In contrast to his team-mate's experience, Kresta has never competed in New Zealand before. However, lack of experience does not seem a handicap to the Czech driver, who ran as high as sixth overall in Mexico earlier this month before retiring his BP Ultimate-branded Focus RS.
"Every rally this season has been one of learning for me," said 28-year-old Kresta. "But despite this I scored driver points in both Monte Carlo and Sweden and was lying in the points in Mexico before retiring. I'm aiming for another points finish in New Zealand, but the most important aspect for me is to learn as much as I can about the event.
"I think the special stages will be fast and enjoyable to drive. I have been nominated here by Ford so it's important for me to aim for a good result to score manufacturer points. But I don't want to take any risks, especially early in the event, because it's also necessary for me to finish the rally to understand the nature of the roads and gain as much experience as I can," added Kresta.
* Antony Warmbold and Michael Orr aim to continue their progress after scoring a career-best seventh place in Mexico earlier this month. The German driver will be making his third appearance in New Zealand at the wheel of an M-Sport-run Focus RS. His best result was 19th last year. Argentines Luis Perez Companc and Jose Maria Volta will make their debut in a privately-run Focus RS. The Buenos Aires-based duo will also drive an M-Sport-prepared car on the first of a two-event programme, which ends with July's Rally Argentina.
* BP-Ford has nominated Michelin's Z pattern tyre for the event. Designed for a clear and hard surface, the Z tyre has a relatively compact tread pattern to ensure the maximum amount of rubber is in contact with the road for the best possible grip and traction. If the weather is wet or the roads have more loose gravel on them then expected, the team can cut the Z tyre to a ZA pattern. It is a more open tread, designed to penetrate the loose surface in search of firmer ground deeper down.
* Gardemeister celebrated his 30th birthday yesterday on a promotional tour in Australia. He was in Melbourne where he met V8 Supercar driver Jason Bright and visited the Australian's Castrol-backed Ford Performance Racing team. He then attended the Australian Rules Football clash between Carlton and Essendon at the famous Melbourne Cricket Ground stadium, home of the 2006 Commonwealth Games.
The event follows broadly the same format as last year. After a ceremonial start on Thursday evening close to yachting's Americas Cup village in Auckland's Viaduct Harbour, the opening two days' are based close to the Paparoa service park in the Northland region, almost 150km north. The second leg ends with two runs at the spectacular floodlit super special stage at Manukau, on the edge of Auckland.
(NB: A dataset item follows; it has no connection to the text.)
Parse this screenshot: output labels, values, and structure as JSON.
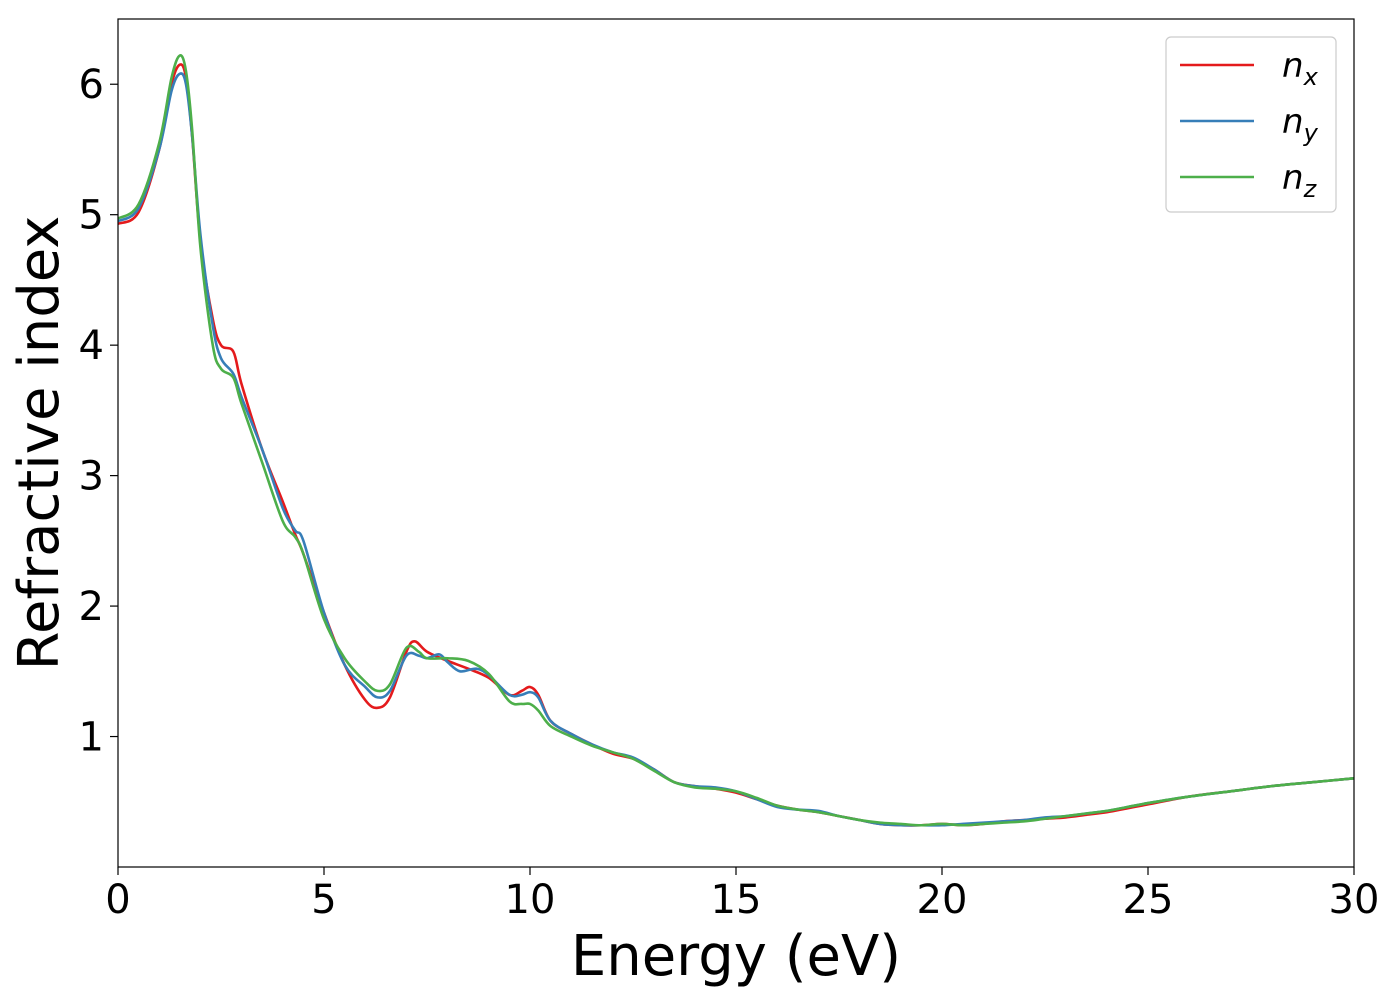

The final leg comprises the superb west coast tests near Raglan, 160km south of the city. It includes two passes over the classic Whaanga Coast test, which hugs the Tasman Sea coastline and is rated by many as the best stage in the entire championship. All stages are identical to 2004, with the exception of one new test on each of the opening two legs. There are 20 stages in all and drivers face 356km of competition in a route of 1128.48km.